For many collectors, it was nostalgia that brought them home.
“I went to the supermarket one day and saw them, and I remember collecting them as a kid…going to The Warehouse…it rekindled my interest,” he said. he declares.
From his pocket he revealed one of his favorite miniatures, a Nissan Skyline C110. Although it was worth over 100 dollars, he had freed it from its packaging.
“At the end of the day, they’re still small cars,” he said.
But personal relationships were just as valuable to him. Most of his friends were also collectors, and he said that meant he had a couch to sit in most places in New Zealand.

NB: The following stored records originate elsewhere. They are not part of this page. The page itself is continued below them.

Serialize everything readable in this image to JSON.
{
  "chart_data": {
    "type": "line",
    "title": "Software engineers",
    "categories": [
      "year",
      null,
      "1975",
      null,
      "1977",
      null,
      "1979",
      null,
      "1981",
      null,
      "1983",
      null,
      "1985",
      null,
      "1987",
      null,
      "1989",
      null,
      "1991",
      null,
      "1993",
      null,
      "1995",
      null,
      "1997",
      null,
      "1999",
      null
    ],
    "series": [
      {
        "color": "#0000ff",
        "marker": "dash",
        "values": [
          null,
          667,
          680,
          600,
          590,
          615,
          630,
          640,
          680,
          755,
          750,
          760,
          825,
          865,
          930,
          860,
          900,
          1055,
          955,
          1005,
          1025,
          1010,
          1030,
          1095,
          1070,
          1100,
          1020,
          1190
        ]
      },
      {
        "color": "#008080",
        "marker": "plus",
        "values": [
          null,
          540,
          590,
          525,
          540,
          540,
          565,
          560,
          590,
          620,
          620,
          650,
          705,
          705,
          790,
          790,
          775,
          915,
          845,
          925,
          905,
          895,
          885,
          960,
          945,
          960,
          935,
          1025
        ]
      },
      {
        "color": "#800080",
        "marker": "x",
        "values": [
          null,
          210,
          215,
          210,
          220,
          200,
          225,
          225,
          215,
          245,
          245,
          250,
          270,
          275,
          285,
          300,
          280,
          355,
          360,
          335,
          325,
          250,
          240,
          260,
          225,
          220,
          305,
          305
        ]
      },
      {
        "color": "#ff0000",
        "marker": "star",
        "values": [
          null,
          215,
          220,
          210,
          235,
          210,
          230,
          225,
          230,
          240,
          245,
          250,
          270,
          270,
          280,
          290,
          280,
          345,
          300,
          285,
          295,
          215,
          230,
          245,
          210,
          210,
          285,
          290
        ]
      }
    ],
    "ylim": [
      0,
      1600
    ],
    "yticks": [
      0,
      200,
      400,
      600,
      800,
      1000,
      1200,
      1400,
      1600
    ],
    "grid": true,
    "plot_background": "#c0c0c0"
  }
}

Norman Tutaki also had many friends in the model car collecting community, and it was they who piqued his interest in 2001.
Twenty years later, the man from Wellington had more than 18,000 in his collection.
It included a ’55 Chevy Gasser that he bought for $21 and a few years later was worth $3,000.
Only 4000 copies of the model were made. “Most people would kill for one. I have three,” he said.
He had no intention of selling his rare finds saying it wasn’t about the money. “It’s for me. Someone could offer $1 million, and I would still have to really think about it.
Tutaki financed his hobby by selling small imported cars. “You have to be careful with a hobby, it can hurt you financially. Always remember to collect within your means.
“A lot of people collect the cars you’ve seen on the road for the last 40 to 50 years, but these don’t run out of gas and don’t need a warrant,” he said.
Bruno, 7, and Leo Saltini-Lozano, 6, were particularly pleased with their journey.
To know which cars are the best, you have to “look closely” and “see the colors”, Bruno said. The fastest were “usually the smaller ones, not as heavy as a monster truck”.
Despite the armful of toy cars, their mother Maria said they had a strict budget of $10 each. She appreciated that the swap-meet had a range of cars to buy or trade in that were “a good mix of expensive and cheap, some as low as $1”.